Zij heeft geconcludeerd dat overlevering disproportioneel zou zijn, gelet op de geschetste omstandigheden.
Op grond van het tweede lid van genoemd artikel heeft de officier van justitie gevorderd dat om redenen van goede rechtsbedeling dient te worden afgezien van bedoelde weigeringsgrond en daartoe de volgende argumenten aangevoerd:
Een deel van de strafbare handelingen heeft in Nederland plaatsgevonden, te weten de bevoorrading, de organisatie van de transporten en het ronselen van koeriers.
Uit het onderzoek is echter gebleken dat de handelingen zich in aanmerkelijke mate op Luxemburgs grondgebied hebben voorgedaan.
In Luxemburg zijn met betrekking tot de onderhavige transporten van verdovende middelen medeverdachten ([medeverdachte 1], [medeverdachte 2] en [medeverdachte 3]) aangehouden. Met de overlevering van de opgeëiste persoon kan de vervolging en berechting dus in Luxemburg geconcentreerd worden.
De bewijsmiddelen zijn in overwegende mate in Luxemburg.
De rechtsorde is in Luxemburg rechtstreeks aangetast, nu de verdovende middelen daar in beslag zijn genomen en voor Luxemburg bestemd waren.
Het voorgaande brengt met zich mee dat op grond van de goede rechtsbedeling overlevering aan de Luxemburgse autoriteiten de voorkeur geniet boven de eventuele overname van de strafzaak door Nederland, aldus de officier van justitie.
Gelet op de door de officier van justitie aangevoerde argumenten en met name het feit dat de Luxemburgse justitiële autoriteiten een garantie als bedoeld in artikel 6, eerste juncto vijfde lid OLW hebben verstrekt, acht de rechtbank de vordering, waarbij aan de persoonlijke belangen van de opgeëiste persoon voorbij is gegaan, in dit geval niet onredelijk.
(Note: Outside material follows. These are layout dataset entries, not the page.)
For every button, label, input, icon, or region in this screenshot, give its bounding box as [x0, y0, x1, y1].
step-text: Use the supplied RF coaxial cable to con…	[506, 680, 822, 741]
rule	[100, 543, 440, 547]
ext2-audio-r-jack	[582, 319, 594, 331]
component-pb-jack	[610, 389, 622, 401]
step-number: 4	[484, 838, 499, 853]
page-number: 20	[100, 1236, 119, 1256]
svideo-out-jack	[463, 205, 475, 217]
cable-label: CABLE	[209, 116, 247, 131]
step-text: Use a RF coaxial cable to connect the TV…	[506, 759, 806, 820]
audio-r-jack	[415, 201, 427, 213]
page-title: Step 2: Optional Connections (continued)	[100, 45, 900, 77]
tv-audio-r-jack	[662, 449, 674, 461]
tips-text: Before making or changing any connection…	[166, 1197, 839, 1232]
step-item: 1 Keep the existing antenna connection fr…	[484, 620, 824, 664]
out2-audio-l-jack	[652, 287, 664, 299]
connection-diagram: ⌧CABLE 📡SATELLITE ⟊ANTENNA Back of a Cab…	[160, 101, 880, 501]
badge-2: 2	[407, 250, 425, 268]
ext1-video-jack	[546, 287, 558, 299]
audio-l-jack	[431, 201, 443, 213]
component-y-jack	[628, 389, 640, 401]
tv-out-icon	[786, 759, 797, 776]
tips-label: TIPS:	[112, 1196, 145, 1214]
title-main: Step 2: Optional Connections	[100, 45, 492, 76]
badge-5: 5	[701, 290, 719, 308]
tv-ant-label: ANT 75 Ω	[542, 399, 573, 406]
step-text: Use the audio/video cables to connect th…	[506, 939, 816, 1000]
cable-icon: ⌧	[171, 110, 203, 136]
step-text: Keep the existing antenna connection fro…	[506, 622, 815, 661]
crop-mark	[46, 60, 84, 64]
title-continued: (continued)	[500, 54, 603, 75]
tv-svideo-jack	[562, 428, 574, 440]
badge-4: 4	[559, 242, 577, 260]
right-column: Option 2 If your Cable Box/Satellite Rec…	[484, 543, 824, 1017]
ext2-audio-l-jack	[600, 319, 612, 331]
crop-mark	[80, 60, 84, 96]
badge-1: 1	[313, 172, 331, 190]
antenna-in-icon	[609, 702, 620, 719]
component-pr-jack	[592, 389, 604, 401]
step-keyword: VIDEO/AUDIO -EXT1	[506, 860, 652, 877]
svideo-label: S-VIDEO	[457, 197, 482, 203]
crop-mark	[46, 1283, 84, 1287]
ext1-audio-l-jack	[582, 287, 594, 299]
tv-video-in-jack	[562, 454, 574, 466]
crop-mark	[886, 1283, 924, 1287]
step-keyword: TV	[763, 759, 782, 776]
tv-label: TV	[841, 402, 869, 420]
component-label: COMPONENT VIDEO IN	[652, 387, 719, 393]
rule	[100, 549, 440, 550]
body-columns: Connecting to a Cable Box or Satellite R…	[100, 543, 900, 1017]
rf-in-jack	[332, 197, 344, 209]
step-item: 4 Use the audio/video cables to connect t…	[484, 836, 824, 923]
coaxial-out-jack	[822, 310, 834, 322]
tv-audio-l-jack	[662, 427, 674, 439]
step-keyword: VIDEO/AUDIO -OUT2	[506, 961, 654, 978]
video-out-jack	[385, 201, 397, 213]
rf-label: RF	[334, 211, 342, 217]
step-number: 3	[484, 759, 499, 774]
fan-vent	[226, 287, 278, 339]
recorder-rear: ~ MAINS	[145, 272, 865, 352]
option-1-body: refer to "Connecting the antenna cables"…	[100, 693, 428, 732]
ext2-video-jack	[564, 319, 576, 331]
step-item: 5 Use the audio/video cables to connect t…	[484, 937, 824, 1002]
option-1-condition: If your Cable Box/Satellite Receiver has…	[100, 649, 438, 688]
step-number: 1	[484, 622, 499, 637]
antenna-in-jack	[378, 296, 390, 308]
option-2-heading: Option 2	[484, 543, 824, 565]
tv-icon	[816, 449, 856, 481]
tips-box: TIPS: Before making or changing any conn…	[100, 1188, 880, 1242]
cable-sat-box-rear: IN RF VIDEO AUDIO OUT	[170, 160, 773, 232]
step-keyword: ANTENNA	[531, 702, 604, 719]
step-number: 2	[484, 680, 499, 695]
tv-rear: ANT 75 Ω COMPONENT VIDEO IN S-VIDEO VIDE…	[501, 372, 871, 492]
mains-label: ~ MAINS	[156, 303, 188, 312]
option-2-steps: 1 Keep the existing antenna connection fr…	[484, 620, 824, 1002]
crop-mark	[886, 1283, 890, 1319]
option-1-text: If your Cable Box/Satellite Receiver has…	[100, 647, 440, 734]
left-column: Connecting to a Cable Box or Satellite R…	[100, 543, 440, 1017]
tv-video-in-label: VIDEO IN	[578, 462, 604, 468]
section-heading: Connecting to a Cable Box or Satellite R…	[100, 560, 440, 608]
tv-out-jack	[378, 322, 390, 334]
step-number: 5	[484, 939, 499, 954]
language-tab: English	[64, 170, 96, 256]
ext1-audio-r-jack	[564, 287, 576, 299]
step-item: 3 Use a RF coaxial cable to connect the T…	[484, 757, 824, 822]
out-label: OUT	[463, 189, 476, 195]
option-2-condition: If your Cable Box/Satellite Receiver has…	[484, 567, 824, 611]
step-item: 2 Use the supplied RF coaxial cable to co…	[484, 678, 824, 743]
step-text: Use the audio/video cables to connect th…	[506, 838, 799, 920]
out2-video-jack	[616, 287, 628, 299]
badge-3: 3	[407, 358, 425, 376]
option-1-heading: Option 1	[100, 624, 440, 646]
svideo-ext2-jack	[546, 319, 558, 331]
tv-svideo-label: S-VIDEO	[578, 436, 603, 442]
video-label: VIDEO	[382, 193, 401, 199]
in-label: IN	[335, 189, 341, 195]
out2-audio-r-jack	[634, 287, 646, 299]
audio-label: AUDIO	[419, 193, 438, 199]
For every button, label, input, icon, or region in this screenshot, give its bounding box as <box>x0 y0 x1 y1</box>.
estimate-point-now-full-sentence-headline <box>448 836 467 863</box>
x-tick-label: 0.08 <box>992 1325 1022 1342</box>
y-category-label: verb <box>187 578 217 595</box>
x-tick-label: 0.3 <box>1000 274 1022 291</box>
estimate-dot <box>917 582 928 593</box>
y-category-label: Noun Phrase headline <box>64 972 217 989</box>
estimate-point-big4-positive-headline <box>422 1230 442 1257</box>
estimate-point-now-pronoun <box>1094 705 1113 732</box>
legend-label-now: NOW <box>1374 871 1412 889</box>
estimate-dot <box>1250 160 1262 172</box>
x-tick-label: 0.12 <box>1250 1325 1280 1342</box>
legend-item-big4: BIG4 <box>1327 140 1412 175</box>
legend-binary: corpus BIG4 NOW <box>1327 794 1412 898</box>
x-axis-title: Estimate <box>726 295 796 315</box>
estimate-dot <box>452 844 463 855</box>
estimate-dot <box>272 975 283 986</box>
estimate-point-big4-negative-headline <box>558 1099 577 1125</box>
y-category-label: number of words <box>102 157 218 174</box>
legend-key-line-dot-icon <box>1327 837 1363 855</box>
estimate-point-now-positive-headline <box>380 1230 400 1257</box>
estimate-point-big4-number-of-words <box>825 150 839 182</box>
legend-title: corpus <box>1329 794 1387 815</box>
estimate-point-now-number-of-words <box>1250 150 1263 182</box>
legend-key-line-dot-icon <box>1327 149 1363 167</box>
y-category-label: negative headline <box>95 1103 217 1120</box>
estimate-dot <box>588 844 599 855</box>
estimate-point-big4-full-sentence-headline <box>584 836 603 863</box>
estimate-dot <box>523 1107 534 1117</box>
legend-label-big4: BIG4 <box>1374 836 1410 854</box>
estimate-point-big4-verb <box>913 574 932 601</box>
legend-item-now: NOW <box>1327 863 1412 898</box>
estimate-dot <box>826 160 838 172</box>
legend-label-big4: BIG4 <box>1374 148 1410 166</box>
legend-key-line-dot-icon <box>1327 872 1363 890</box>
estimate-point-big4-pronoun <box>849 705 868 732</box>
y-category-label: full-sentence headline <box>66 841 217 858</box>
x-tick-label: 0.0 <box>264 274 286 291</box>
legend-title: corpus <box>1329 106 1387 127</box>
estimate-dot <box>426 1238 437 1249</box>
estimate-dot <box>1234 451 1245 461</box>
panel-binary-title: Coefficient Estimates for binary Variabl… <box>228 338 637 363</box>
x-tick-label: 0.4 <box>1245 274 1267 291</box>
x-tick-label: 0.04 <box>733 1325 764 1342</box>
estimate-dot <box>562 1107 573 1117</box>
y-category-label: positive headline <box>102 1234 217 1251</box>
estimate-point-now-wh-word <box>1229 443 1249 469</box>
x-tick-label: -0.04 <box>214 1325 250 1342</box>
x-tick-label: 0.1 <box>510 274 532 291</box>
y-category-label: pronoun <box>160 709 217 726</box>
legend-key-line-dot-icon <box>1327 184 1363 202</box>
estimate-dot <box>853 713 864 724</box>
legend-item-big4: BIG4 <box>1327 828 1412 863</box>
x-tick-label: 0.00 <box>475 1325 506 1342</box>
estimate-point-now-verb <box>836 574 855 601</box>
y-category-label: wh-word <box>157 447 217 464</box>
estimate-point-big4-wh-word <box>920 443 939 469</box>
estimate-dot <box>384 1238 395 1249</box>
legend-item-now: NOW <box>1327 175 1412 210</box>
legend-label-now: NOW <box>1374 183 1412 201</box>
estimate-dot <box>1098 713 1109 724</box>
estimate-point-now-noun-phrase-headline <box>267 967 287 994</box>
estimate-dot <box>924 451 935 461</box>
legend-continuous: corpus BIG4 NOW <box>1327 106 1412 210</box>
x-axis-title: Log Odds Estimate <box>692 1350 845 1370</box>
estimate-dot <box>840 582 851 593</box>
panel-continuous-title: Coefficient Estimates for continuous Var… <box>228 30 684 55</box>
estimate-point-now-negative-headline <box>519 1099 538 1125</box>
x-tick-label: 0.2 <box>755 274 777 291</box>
Aan de persoonlijke belangen is in deze zaak voldoende tegemoet gekomen door de verleende dubbele WOTS garantie.
De rechtbank voegt hier nog aan toe dat de verdenking van dien aard is dat ook in Nederland schorsing van detentie niet direct voor de hand ligt, zodat een deel van de door de opgeëiste persoon gevreesde gevolgen van de overlevering, zich ook bij vervolging in Nederland zouden voordoen. Overigens zal de opgeëiste persoon, indien zij wordt overgeleverd aan Luxemburg en in voorlopige hechtenis zal worden genomen, op grond van artikel 5, lid 3 van het EVRM onverwijld voor een rechter worden geleid en kan zij aan deze magistraat de detentie ter toetsing voorleggen en verzoeken om, hangende het proces, in vrijheid te worden gesteld. Luxemburg is partij bij dit Verdrag.
Alles overziende is de rechtbank dan ook van oordeel dat de officier van justitie op de door haar aangevoerde gronden in redelijkheid tot haar vordering heeft kunnen komen. Er dient dan ook te worden afgezien van de in artikel 13 Overleveringswet bedoelde weigeringgrond.
Nu ten aanzien van de feiten waarvoor de overlevering wordt gevraagd is vastgesteld dat aan alle eisen is voldaan die de OLW daaraan stelt, dient de overlevering te worden toegestaan.
10. Toepasselijke wetsartikelen
artikel 47 van het Wetboek van Strafrecht;
de artikelen 3 en 11 van de Opiumwet;
de artikelen 2, 5, 6, 7 en 13 van de Overleveringswet.
STAAT TOE de overlevering van [opgeëiste persoon] aan de Onderzoeksrechter, verbonden aan het ‘Tribunal d’Arrondissement de Et à Luxembourg’ ten behoeve van het in Luxemburg tegen haar gerichte strafrechtelijke onderzoek naar de feiten waarvoor haar overlevering wordt verzocht.
Aldus gedaan door
mr. A.J.R.M. Vermolen, voorzit-ter,
mrs. M. van Mourik en A.H.J. Swart, rechters,
in tegenwoordigheid van L.C. Werkman, griffier,
en uitgesproken ter openbare zitting van 20 maart 2007.
De jongste rechter is buiten staat deze uitspraak mede te ondertekenen.
Ingevolge artikel 29, tweede lid, van de OLW staat tegen deze uitspraak geen gewoon rechtsmiddel open.